The Contradictions of Reza Aslan's "Believer"

http://www.newyorker.com/culture/culture-desk/the-contradictions-of-reza-aslans-believer

...The first episode examines the Aghori sect of Hinduism, some of whose adherents deploy spectacular practices, like eating human remains and lying on corpses, in order to combat traditional Hindu notions of purity and pollution. In one scene, Aslan is chased by an Aghori nomad who, after feeding him a piece of human brain, tries to urinate on him. The episode’s dénouement, in which Aslan tours a modern Aghori orphanage, elementary school, and leper clinic, and finds, as he puts it, “the Hinduism I was looking for,” did little to assuage Hindu activists protesting outside CNN offices, who felt that the show was sensationalist and short on substance.

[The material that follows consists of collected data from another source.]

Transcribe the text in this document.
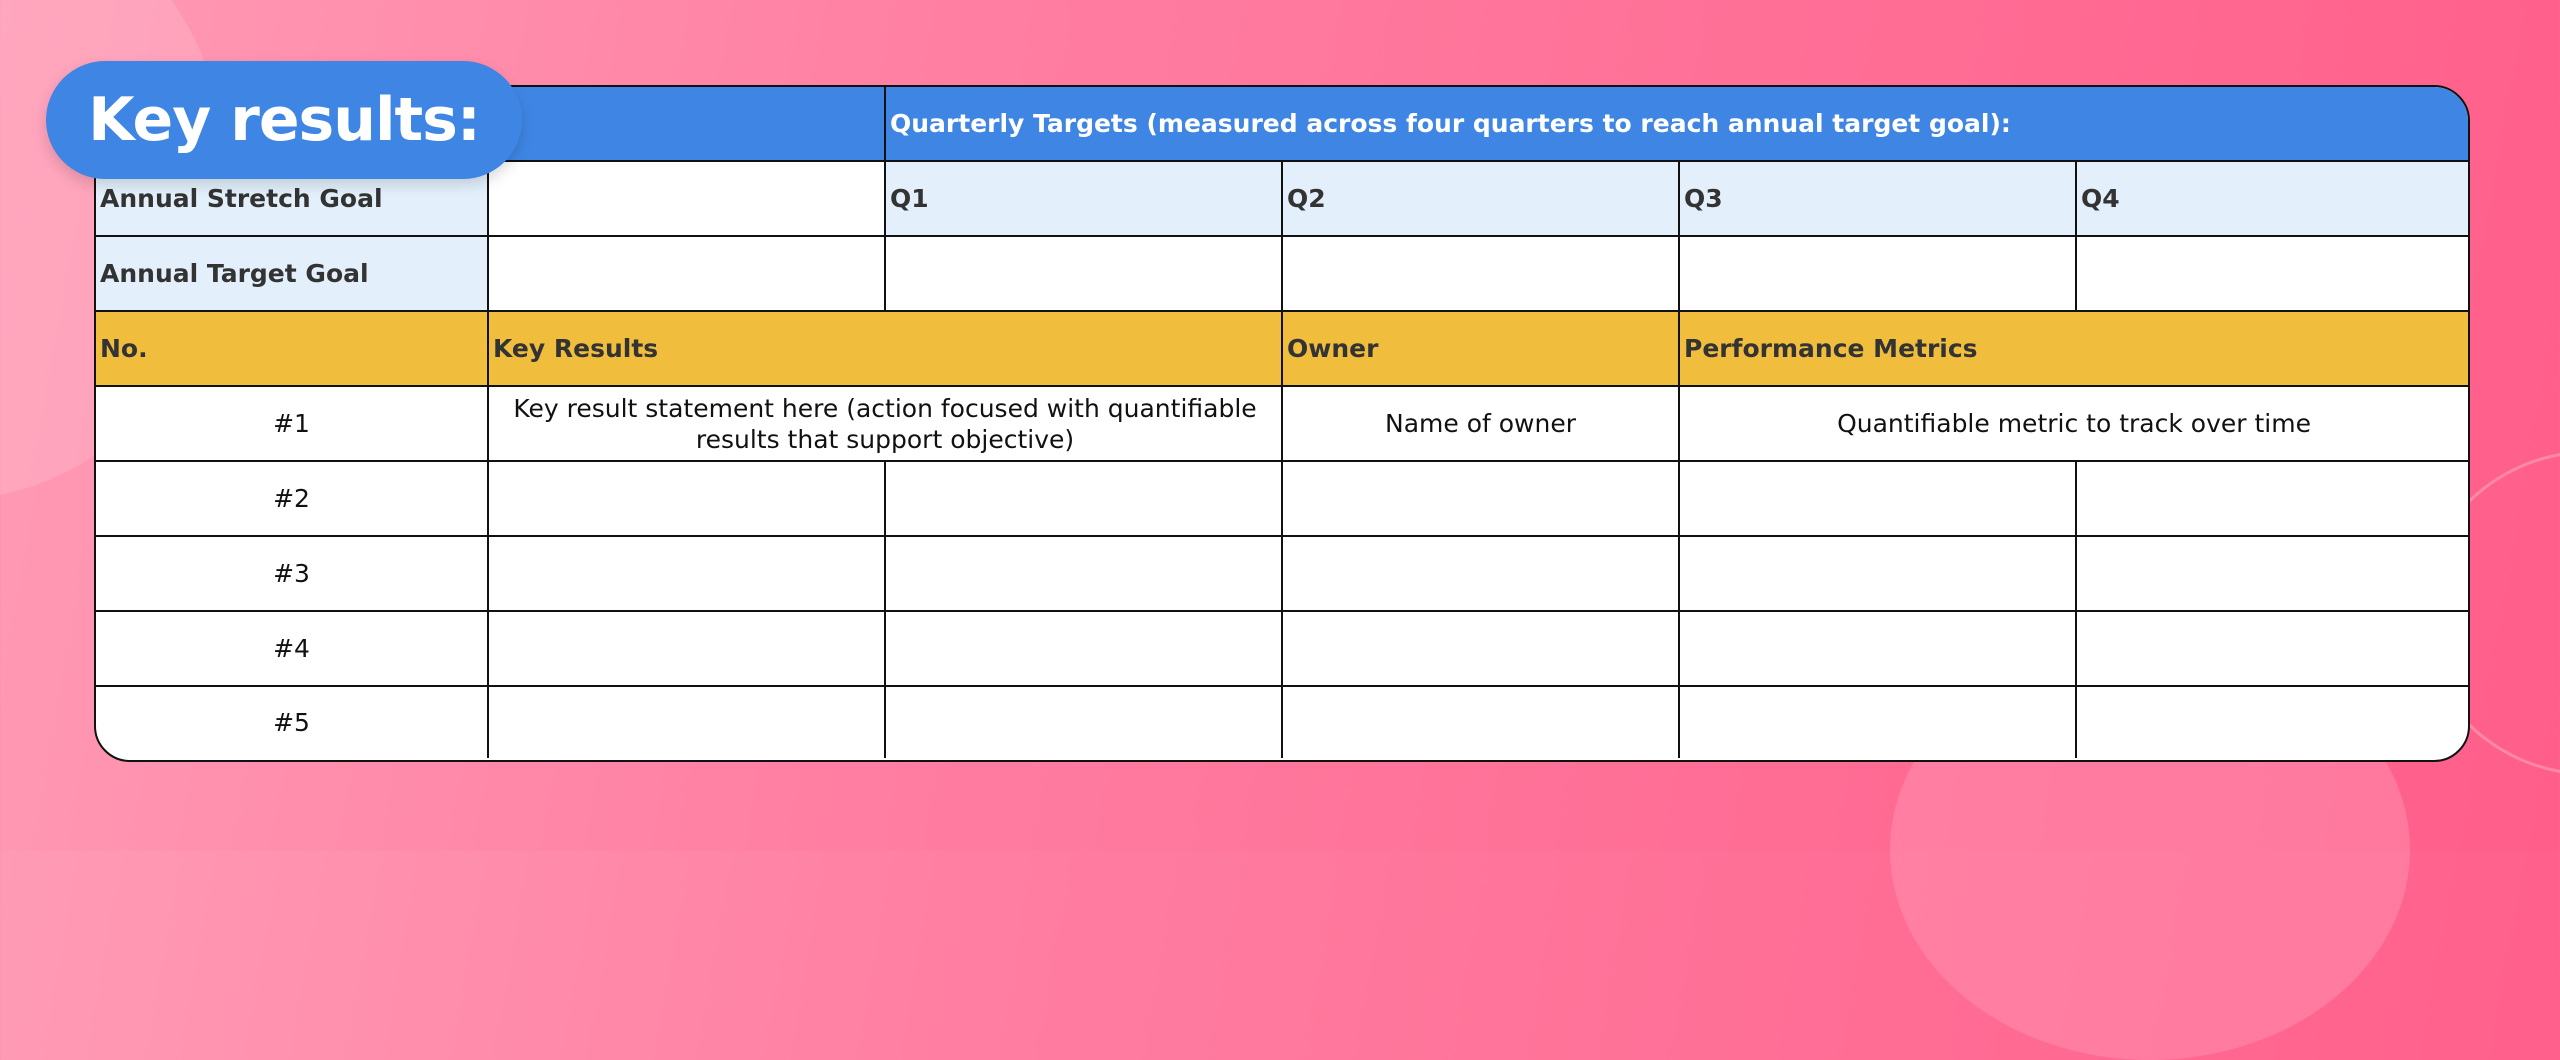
Key results:
		Quarterly Targets (measured across four quarters to reach annual target goal):			
Annual Stretch Goal		Q1	Q2	Q3	Q4
Annual Target Goal					
No.	Key Results		Owner	Performance Metrics	
#1	Key result statement here (action focused with quantifiable results that support objective)		Name of owner	Quantifiable metric to track over time	
#2					
#3					
#4					
#5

After watching the first couple of episodes, I was inclined to agree. Each begins in the realm of benightedness—doomsday prophets rolling around on the floor; gurus eating honey out of skulls—and moves toward enlightenment. By the end of the hour, Aslan has laid bare what is beautiful about the religion and what it offers to its adherents. The answer is the same for Hindus and ark-builders. “Religion isn’t about scripture or temples or priests or rules or regulations,” Aslan says, standing in a circle at twilight with the followers of JeZus, the prophet of the Rainbow Village doomsday cult. “It’s about the individual, and the quest for meaning, the idea that there is something more to life than just what we see with our eyes, what we feel with our hands.” It’s an attractively cosmopolitan, à-la-carte approach to faith, and yet merely stating that scriptures, temples, priests, and rules are insignificant does not make it true for countless believers. As a scholar of religion, Aslan surely knows this, which is why “Believer” amounts to a canny sort of evangelism—not for any one religion in particular, but for Aslan’s own brand of universal spirituality, which regards religions as nothing more than different languages for expressing the same meanings.

...

The season finale goes further still, offering the viewer a glimpse of the series that “Believers” could have been—one that wrestles with the agonistic dimensions of religious identity instead of trying to assimilate them into a beatific meta-faith. In it, Aslan examines a group of ultra-Orthodox Israeli Jews known as the Haredim, whose numbers and influence have in recent years grown dramatically, triggering a debate in Israeli society about the relation of religion to democratic politics. As the Rabbi Yaakov Litzman, Israel’s Minister of Health and a member of the Haredi community, tells Aslan, “The land of Israel is because of the Torah. . . . The Torah has never changed, and we will never change.” The changes the Haredim have opposed include demands by women’s groups to dismantle gender-segregation protocols at the Wailing Wall, and civil rights for same-sex couples. Aslan is disturbed by the intransigence of the Haredim, whose political ascendance he likens to the Islamic Revolution, which led his family to flee Iran, in 1979, and the secular Jews he speaks to evince a similar frustration. This change in tone threatens to undermine the cheeky ecumenism of Aslan’s larger method. Why do renegade Scientologists get the benefit of the doubt, while ultra-Orthodox Jews do not? Perhaps there is a limit to universalist tolerance, after all.